There is an Indonesian phrase in the film that translates to ‘water from the moon.’ It is used to imply that which is unattainable; that which one can never have nor know. Peter Weir’s oeuvre, being so varied in genre and scope, feels like an artist searching for an experience he doesn’t yet have or know.
This has never been a conscious decision. Weir has never settled for a style or a genre—embarking on unknown journeys across the uncharted range of stories a filmmaker is able to indulge in their lifetime. “I like to think of myself as a storyteller moving from court to court, film to film, looking no further ahead than the story I was working on,” he explains. But this film would become the exception; steering Weir into his next big chapter. “After The Year of Living Dangerously I was ready for fresh landscapes,” he says, “America beckoned.”
What happened next was prolific (Weir’s following film would be the Harrison Ford-led CIA-thriller Witness). But this remains one of his most intriguing works, almost half-a-century on. It confirmed Mel Gibson as a Hollywood star; broke new boundaries with Linda Hunt’s performance; included a painfully evocative Vangelis score; and revived the sweeping, but near-extinct, romance of films like Casablanca.
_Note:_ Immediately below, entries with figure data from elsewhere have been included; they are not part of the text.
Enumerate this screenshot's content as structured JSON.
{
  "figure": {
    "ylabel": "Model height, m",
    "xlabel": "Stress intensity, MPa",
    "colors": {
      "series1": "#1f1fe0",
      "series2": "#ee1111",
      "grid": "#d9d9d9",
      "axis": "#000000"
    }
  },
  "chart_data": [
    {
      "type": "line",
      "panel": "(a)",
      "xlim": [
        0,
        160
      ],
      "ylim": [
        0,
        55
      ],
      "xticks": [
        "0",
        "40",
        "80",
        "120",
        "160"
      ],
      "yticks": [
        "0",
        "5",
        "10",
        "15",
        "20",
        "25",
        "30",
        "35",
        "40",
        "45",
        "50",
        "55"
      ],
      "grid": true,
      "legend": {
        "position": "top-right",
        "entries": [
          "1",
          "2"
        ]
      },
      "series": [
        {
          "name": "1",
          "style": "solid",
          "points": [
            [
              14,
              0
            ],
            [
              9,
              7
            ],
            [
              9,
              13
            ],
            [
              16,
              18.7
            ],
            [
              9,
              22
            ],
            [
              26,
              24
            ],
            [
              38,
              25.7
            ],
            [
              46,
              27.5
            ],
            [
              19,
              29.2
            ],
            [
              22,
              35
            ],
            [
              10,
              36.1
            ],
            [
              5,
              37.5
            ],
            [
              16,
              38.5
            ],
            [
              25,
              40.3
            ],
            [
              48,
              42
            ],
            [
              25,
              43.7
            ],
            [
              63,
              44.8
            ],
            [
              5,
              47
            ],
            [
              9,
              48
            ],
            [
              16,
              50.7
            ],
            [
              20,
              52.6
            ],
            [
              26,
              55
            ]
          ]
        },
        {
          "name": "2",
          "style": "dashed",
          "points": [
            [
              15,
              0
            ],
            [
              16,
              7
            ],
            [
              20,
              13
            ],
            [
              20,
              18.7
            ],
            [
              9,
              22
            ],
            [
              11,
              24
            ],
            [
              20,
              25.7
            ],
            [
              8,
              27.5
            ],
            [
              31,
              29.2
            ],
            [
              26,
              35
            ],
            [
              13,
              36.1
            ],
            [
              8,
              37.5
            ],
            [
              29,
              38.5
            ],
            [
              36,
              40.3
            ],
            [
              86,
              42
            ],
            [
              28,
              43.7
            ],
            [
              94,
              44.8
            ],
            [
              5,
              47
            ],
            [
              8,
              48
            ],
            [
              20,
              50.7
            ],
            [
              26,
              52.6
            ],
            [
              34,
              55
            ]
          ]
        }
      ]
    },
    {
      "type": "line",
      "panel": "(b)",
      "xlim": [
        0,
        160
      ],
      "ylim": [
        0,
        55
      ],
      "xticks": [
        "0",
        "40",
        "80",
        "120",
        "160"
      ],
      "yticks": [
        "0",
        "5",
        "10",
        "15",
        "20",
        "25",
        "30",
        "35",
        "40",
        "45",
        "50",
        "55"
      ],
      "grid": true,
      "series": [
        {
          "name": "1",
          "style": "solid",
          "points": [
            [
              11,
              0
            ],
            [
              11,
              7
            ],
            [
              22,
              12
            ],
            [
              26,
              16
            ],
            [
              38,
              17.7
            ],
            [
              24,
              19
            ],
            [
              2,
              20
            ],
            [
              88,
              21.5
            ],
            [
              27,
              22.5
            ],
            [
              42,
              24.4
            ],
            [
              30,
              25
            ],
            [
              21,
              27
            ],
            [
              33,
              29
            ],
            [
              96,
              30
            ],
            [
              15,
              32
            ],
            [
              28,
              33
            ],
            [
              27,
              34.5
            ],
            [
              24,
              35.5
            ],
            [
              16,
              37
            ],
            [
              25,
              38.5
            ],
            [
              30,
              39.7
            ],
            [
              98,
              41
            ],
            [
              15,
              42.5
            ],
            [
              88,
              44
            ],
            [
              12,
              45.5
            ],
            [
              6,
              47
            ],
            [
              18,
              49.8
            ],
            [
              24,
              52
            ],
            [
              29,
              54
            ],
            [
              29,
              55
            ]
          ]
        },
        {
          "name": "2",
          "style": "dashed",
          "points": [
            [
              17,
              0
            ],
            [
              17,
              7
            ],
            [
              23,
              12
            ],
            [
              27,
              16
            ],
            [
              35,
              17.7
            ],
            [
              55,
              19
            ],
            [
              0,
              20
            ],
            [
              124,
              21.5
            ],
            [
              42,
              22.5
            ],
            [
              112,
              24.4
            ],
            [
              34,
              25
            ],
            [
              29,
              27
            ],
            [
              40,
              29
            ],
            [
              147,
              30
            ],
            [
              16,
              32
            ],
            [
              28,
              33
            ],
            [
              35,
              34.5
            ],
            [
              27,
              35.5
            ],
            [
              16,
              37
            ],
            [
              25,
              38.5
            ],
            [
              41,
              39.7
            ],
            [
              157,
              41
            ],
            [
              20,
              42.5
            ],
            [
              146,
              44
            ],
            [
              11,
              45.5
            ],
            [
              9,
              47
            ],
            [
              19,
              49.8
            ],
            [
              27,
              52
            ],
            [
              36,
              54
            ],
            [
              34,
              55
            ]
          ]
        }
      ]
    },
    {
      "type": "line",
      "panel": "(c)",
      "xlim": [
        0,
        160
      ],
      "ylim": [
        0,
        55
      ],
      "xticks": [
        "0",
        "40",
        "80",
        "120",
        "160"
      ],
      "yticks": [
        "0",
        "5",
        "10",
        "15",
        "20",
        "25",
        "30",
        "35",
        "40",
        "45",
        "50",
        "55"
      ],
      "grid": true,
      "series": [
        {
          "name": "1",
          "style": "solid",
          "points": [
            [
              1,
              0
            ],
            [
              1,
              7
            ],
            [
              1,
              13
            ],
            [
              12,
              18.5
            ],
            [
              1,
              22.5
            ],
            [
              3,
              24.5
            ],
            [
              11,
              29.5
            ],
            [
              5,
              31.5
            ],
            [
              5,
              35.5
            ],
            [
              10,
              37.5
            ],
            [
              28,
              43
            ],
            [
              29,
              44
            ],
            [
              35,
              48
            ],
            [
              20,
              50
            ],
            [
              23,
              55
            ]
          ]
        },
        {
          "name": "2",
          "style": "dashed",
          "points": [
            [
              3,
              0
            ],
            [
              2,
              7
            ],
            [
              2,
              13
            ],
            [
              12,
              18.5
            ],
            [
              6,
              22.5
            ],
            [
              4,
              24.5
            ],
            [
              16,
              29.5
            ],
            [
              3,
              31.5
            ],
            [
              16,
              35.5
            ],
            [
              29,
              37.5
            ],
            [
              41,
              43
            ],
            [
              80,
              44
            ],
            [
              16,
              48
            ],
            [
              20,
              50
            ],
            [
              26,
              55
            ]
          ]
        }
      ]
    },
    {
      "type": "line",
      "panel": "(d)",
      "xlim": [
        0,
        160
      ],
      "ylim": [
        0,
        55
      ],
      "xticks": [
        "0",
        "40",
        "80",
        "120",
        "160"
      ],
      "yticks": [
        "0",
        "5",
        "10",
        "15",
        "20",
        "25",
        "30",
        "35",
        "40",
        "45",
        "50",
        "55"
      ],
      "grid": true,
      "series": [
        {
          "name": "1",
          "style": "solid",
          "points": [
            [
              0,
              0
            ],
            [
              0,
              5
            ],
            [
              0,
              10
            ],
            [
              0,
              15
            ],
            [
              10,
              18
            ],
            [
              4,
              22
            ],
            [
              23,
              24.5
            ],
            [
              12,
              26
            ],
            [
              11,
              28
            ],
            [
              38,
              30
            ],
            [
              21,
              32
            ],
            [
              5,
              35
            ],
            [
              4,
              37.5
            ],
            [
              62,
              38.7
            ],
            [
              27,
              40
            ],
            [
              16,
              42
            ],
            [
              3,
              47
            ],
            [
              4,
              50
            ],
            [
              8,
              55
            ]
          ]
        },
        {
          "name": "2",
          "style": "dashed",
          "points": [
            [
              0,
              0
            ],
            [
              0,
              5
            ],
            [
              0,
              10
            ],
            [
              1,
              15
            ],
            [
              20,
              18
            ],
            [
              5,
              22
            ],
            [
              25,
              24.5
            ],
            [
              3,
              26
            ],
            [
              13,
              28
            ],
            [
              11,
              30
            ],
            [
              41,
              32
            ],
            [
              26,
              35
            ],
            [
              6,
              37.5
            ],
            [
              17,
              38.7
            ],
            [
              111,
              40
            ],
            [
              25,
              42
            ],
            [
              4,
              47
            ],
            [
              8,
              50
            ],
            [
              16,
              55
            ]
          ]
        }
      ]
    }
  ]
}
It could fairly be described as a cult movie: underwatched, rarely written about, crying for a new restoration, and yet deeply, passionately adored by those who have felt themselves drawn into the smoky bars, cluttered bungalows, canal slums, rice fields and embassy buildings that Weir conjures through his camera. “I’m delighted the film touched you as the book did me,” he says, after I admit that The Year of Living Dangerously is among my favourite films. “I’m not sure about its legacy,” Weir adds. “But it’s great that the film is out on the Cloud. In the pre-internet era, I’d be lucky if it made the mid-day movie every ten years.”